A 3mf capacitor and a 5mf capacitor are connected in parallel to a 16v battery.
a) What is the equivalent capacitance of the connection?
b)What is the voltage drop across each capacitor?
c)How much charge is stored on each capacitor?
and
d) What total charge is stored on the two capacitors?
so far i have the answers for a and b
as 8mf and 16v respectively.
Is that correct so far?
and I got 48mc and 80mc as the answer for c but i'm not sure if that's right and I have no clue how to find d.
sorry if that's too confusing.
right on all, for total charge, add the two charges stored on each capacitor. It should equal the equivalent capacitance times voltage.
a.Ceq=8mf.
b.16v since they are in parallel to the source.

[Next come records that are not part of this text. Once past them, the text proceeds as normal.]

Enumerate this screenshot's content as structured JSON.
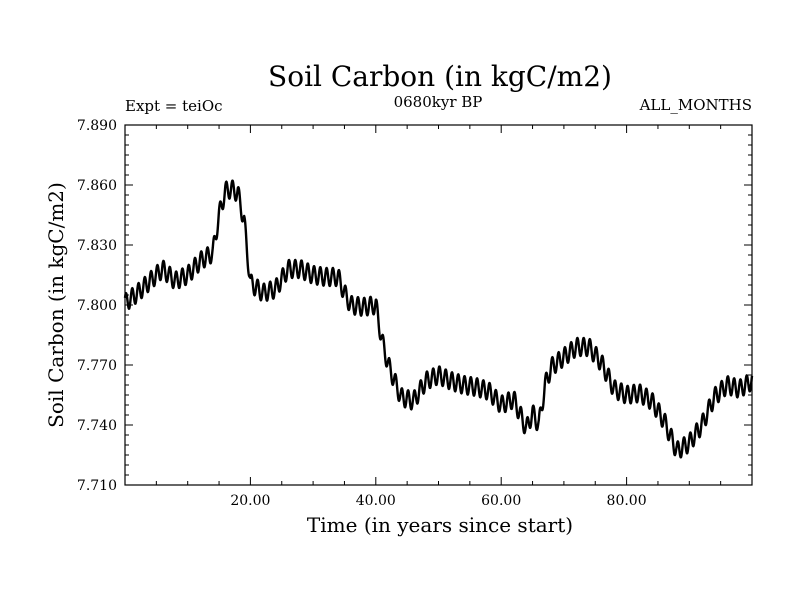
{
  "chart_data": {
    "type": "line",
    "title": "Soil Carbon (in kgC/m2)",
    "subtitle": "0680kyr BP",
    "experiment_label": "Expt = teiOc",
    "months_label": "ALL_MONTHS",
    "xlabel": "Time (in years since start)",
    "ylabel": "Soil Carbon (in kgC/m2)",
    "xlim": [
      0,
      100
    ],
    "ylim": [
      7.71,
      7.89
    ],
    "x_ticks": [
      20,
      40,
      60,
      80
    ],
    "x_tick_labels": [
      "20.00",
      "40.00",
      "60.00",
      "80.00"
    ],
    "y_ticks": [
      7.71,
      7.74,
      7.77,
      7.8,
      7.83,
      7.86,
      7.89
    ],
    "y_tick_labels": [
      "7.710",
      "7.740",
      "7.770",
      "7.800",
      "7.830",
      "7.860",
      "7.890"
    ],
    "grid": false,
    "seasonal_amplitude": 0.0045,
    "annual_mean_x": [
      0,
      2,
      4,
      6,
      8,
      10,
      12,
      14,
      15,
      16,
      17,
      18,
      19,
      20,
      22,
      24,
      26,
      28,
      30,
      32,
      34,
      35,
      36,
      38,
      40,
      41,
      42,
      44,
      46,
      48,
      50,
      52,
      54,
      56,
      58,
      60,
      62,
      64,
      65,
      66,
      67,
      68,
      70,
      72,
      74,
      76,
      78,
      80,
      82,
      84,
      86,
      88,
      90,
      92,
      94,
      96,
      98,
      100
    ],
    "annual_mean_y": [
      7.801,
      7.806,
      7.812,
      7.818,
      7.812,
      7.815,
      7.822,
      7.826,
      7.845,
      7.857,
      7.858,
      7.856,
      7.842,
      7.811,
      7.806,
      7.808,
      7.818,
      7.818,
      7.815,
      7.814,
      7.814,
      7.806,
      7.8,
      7.799,
      7.8,
      7.782,
      7.77,
      7.754,
      7.752,
      7.762,
      7.765,
      7.762,
      7.76,
      7.759,
      7.757,
      7.75,
      7.753,
      7.738,
      7.746,
      7.74,
      7.76,
      7.769,
      7.774,
      7.779,
      7.779,
      7.771,
      7.758,
      7.755,
      7.756,
      7.752,
      7.742,
      7.727,
      7.731,
      7.74,
      7.754,
      7.76,
      7.758,
      7.762
    ]
  }
}
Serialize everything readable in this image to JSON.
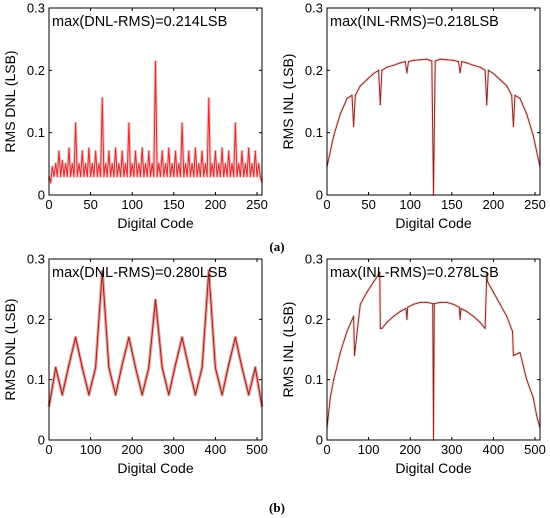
{
  "panel_labels": [
    "(a)",
    "(b)"
  ],
  "chart_data": [
    {
      "type": "line",
      "id": "a-dnl",
      "annotation": "max(DNL-RMS)=0.214LSB",
      "xlabel": "Digital Code",
      "ylabel": "RMS DNL  (LSB)",
      "xlim": [
        0,
        256
      ],
      "ylim": [
        0,
        0.3
      ],
      "xticks": [
        0,
        50,
        100,
        150,
        200,
        250
      ],
      "yticks": [
        0,
        0.1,
        0.2,
        0.3
      ],
      "ytick_labels": [
        "0",
        "0.1",
        "0.2",
        "0.3"
      ],
      "grid": false,
      "line_color": "#e8282b",
      "shade_color": "#d48a8a",
      "series": [
        {
          "x": [
            0,
            2,
            4,
            6,
            8,
            10,
            12,
            14,
            16,
            18,
            20,
            22,
            24,
            26,
            28,
            30,
            32,
            34,
            36,
            38,
            40,
            42,
            44,
            46,
            48,
            50,
            52,
            54,
            56,
            58,
            60,
            62,
            64,
            66,
            68,
            70,
            72,
            74,
            76,
            78,
            80,
            82,
            84,
            86,
            88,
            90,
            92,
            94,
            96,
            98,
            100,
            102,
            104,
            106,
            108,
            110,
            112,
            114,
            116,
            118,
            120,
            122,
            124,
            126,
            128,
            130,
            132,
            134,
            136,
            138,
            140,
            142,
            144,
            146,
            148,
            150,
            152,
            154,
            156,
            158,
            160,
            162,
            164,
            166,
            168,
            170,
            172,
            174,
            176,
            178,
            180,
            182,
            184,
            186,
            188,
            190,
            192,
            194,
            196,
            198,
            200,
            202,
            204,
            206,
            208,
            210,
            212,
            214,
            216,
            218,
            220,
            222,
            224,
            226,
            228,
            230,
            232,
            234,
            236,
            238,
            240,
            242,
            244,
            246,
            248,
            250,
            252,
            254,
            256
          ],
          "y": [
            0.03,
            0.02,
            0.045,
            0.03,
            0.05,
            0.03,
            0.07,
            0.03,
            0.055,
            0.03,
            0.05,
            0.03,
            0.075,
            0.03,
            0.05,
            0.03,
            0.115,
            0.03,
            0.05,
            0.03,
            0.07,
            0.03,
            0.05,
            0.03,
            0.075,
            0.03,
            0.05,
            0.03,
            0.07,
            0.03,
            0.05,
            0.03,
            0.155,
            0.03,
            0.05,
            0.03,
            0.07,
            0.03,
            0.05,
            0.03,
            0.075,
            0.03,
            0.05,
            0.03,
            0.07,
            0.03,
            0.05,
            0.03,
            0.115,
            0.03,
            0.05,
            0.03,
            0.07,
            0.03,
            0.05,
            0.03,
            0.075,
            0.03,
            0.05,
            0.03,
            0.07,
            0.03,
            0.05,
            0.03,
            0.214,
            0.03,
            0.05,
            0.03,
            0.07,
            0.03,
            0.05,
            0.03,
            0.075,
            0.03,
            0.05,
            0.03,
            0.07,
            0.03,
            0.05,
            0.03,
            0.115,
            0.03,
            0.05,
            0.03,
            0.07,
            0.03,
            0.05,
            0.03,
            0.075,
            0.03,
            0.05,
            0.03,
            0.07,
            0.03,
            0.05,
            0.03,
            0.155,
            0.03,
            0.05,
            0.03,
            0.07,
            0.03,
            0.05,
            0.03,
            0.075,
            0.03,
            0.05,
            0.03,
            0.07,
            0.03,
            0.05,
            0.03,
            0.115,
            0.03,
            0.05,
            0.03,
            0.07,
            0.03,
            0.05,
            0.03,
            0.075,
            0.03,
            0.05,
            0.03,
            0.07,
            0.03,
            0.05,
            0.03,
            0.02
          ]
        }
      ]
    },
    {
      "type": "line",
      "id": "a-inl",
      "annotation": "max(INL-RMS)=0.218LSB",
      "xlabel": "Digital Code",
      "ylabel": "RMS INL  (LSB)",
      "xlim": [
        0,
        256
      ],
      "ylim": [
        0,
        0.3
      ],
      "xticks": [
        0,
        50,
        100,
        150,
        200,
        250
      ],
      "yticks": [
        0,
        0.1,
        0.2,
        0.3
      ],
      "ytick_labels": [
        "0",
        "0.1",
        "0.2",
        "0.3"
      ],
      "grid": false,
      "line_color": "#8a2a1a",
      "shade_color": "#f2c4cf",
      "series": [
        {
          "x": [
            0,
            8,
            16,
            24,
            30,
            32,
            34,
            40,
            48,
            56,
            62,
            64,
            66,
            72,
            80,
            88,
            94,
            96,
            98,
            104,
            112,
            120,
            126,
            128,
            130,
            136,
            144,
            152,
            158,
            160,
            162,
            168,
            176,
            184,
            190,
            192,
            194,
            200,
            208,
            216,
            222,
            224,
            226,
            232,
            240,
            248,
            256
          ],
          "y": [
            0.045,
            0.095,
            0.13,
            0.155,
            0.16,
            0.11,
            0.16,
            0.175,
            0.185,
            0.195,
            0.2,
            0.145,
            0.2,
            0.205,
            0.208,
            0.212,
            0.214,
            0.196,
            0.214,
            0.216,
            0.217,
            0.218,
            0.215,
            0.0,
            0.215,
            0.218,
            0.217,
            0.216,
            0.214,
            0.196,
            0.214,
            0.212,
            0.208,
            0.205,
            0.2,
            0.145,
            0.2,
            0.195,
            0.185,
            0.175,
            0.16,
            0.11,
            0.16,
            0.155,
            0.13,
            0.095,
            0.045
          ]
        }
      ]
    },
    {
      "type": "line",
      "id": "b-dnl",
      "annotation": "max(DNL-RMS)=0.280LSB",
      "xlabel": "Digital Code",
      "ylabel": "RMS DNL  (LSB)",
      "xlim": [
        0,
        512
      ],
      "ylim": [
        0,
        0.3
      ],
      "xticks": [
        0,
        100,
        200,
        300,
        400,
        500
      ],
      "yticks": [
        0,
        0.1,
        0.2,
        0.3
      ],
      "ytick_labels": [
        "0",
        "0.1",
        "0.2",
        "0.3"
      ],
      "grid": false,
      "line_color": "#8a2a1a",
      "shade_color": "#e8282b",
      "series": [
        {
          "x": [
            0,
            16,
            32,
            48,
            64,
            80,
            96,
            112,
            128,
            144,
            160,
            176,
            192,
            208,
            224,
            240,
            256,
            272,
            288,
            304,
            320,
            336,
            352,
            368,
            384,
            400,
            416,
            432,
            448,
            464,
            480,
            496,
            512
          ],
          "y": [
            0.055,
            0.12,
            0.075,
            0.125,
            0.17,
            0.12,
            0.075,
            0.12,
            0.28,
            0.12,
            0.075,
            0.125,
            0.17,
            0.12,
            0.075,
            0.12,
            0.232,
            0.12,
            0.075,
            0.125,
            0.17,
            0.12,
            0.075,
            0.12,
            0.28,
            0.12,
            0.075,
            0.125,
            0.17,
            0.12,
            0.075,
            0.12,
            0.055
          ]
        }
      ]
    },
    {
      "type": "line",
      "id": "b-inl",
      "annotation": "max(INL-RMS)=0.278LSB",
      "xlabel": "Digital Code",
      "ylabel": "RMS INL  (LSB)",
      "xlim": [
        0,
        512
      ],
      "ylim": [
        0,
        0.3
      ],
      "xticks": [
        0,
        100,
        200,
        300,
        400,
        500
      ],
      "yticks": [
        0,
        0.1,
        0.2,
        0.3
      ],
      "ytick_labels": [
        "0",
        "0.1",
        "0.2",
        "0.3"
      ],
      "grid": false,
      "line_color": "#8a2a1a",
      "shade_color": "#f2c4cf",
      "series": [
        {
          "x": [
            0,
            8,
            16,
            32,
            48,
            64,
            66,
            80,
            96,
            112,
            127,
            128,
            132,
            144,
            160,
            176,
            190,
            192,
            194,
            208,
            224,
            240,
            254,
            256,
            258,
            272,
            288,
            304,
            318,
            320,
            322,
            336,
            352,
            368,
            380,
            384,
            386,
            400,
            416,
            432,
            446,
            448,
            464,
            480,
            496,
            504,
            512
          ],
          "y": [
            0.02,
            0.07,
            0.1,
            0.145,
            0.18,
            0.205,
            0.14,
            0.225,
            0.245,
            0.262,
            0.278,
            0.185,
            0.185,
            0.195,
            0.205,
            0.213,
            0.218,
            0.2,
            0.22,
            0.225,
            0.228,
            0.228,
            0.226,
            0.0,
            0.226,
            0.228,
            0.228,
            0.225,
            0.22,
            0.2,
            0.218,
            0.213,
            0.205,
            0.195,
            0.185,
            0.278,
            0.262,
            0.245,
            0.225,
            0.205,
            0.18,
            0.14,
            0.145,
            0.1,
            0.07,
            0.04,
            0.02
          ]
        }
      ]
    }
  ]
}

c.q=5*16 and q=3*16 respectively.
d. 128mC is the total charge
You're on the right track! Let's go through each question one by one and walk through how to get the answers.
a) To find the equivalent capacitance when capacitors are connected in parallel, you simply add their individual capacitances. In this case, the equivalent capacitance (C_eq) is given by:
C_eq = C1 + C2
Given that C1 = 3 mF (millifarads) and C2 = 5 mF, substitute these values into the equation:
C_eq = 3 mF + 5 mF = 8 mF
So, you correctly determined that the equivalent capacitance is 8 mF.
b) When capacitors are connected in parallel, they share the same voltage across their terminals. So, the voltage drop across each capacitor (V1 and V2) is equal to the applied voltage (V_battery) of 16 V.
V1 = V2 = V_battery = 16 V
Hence, you correctly determined that the voltage drop across each capacitor is 16 V.
c) Charge (Q) stored in a capacitor is given by the equation:
Q = C * V
where C is the capacitance and V is the voltage drop across the capacitor.
For the 3 mF capacitor (C1):
Q1 = C1 * V1 = 3 mF * 16 V = 48 mC (milliCoulombs)
For the 5 mF capacitor (C2):
Q2 = C2 * V2 = 5 mF * 16 V = 80 mC (milliCoulombs)
So, you correctly determined that the charge stored on each capacitor is 48 mC and 80 mC, respectively.
d) To find the total charge stored on the two capacitors, simply add the charges on each capacitor together:
Q_total = Q1 + Q2
Q_total = 48 mC + 80 mC = 128 mC (milliCoulombs)
Therefore, the total charge stored on the two capacitors is 128 mC.
Great job so far, and I hope this helps clarify the rest for you!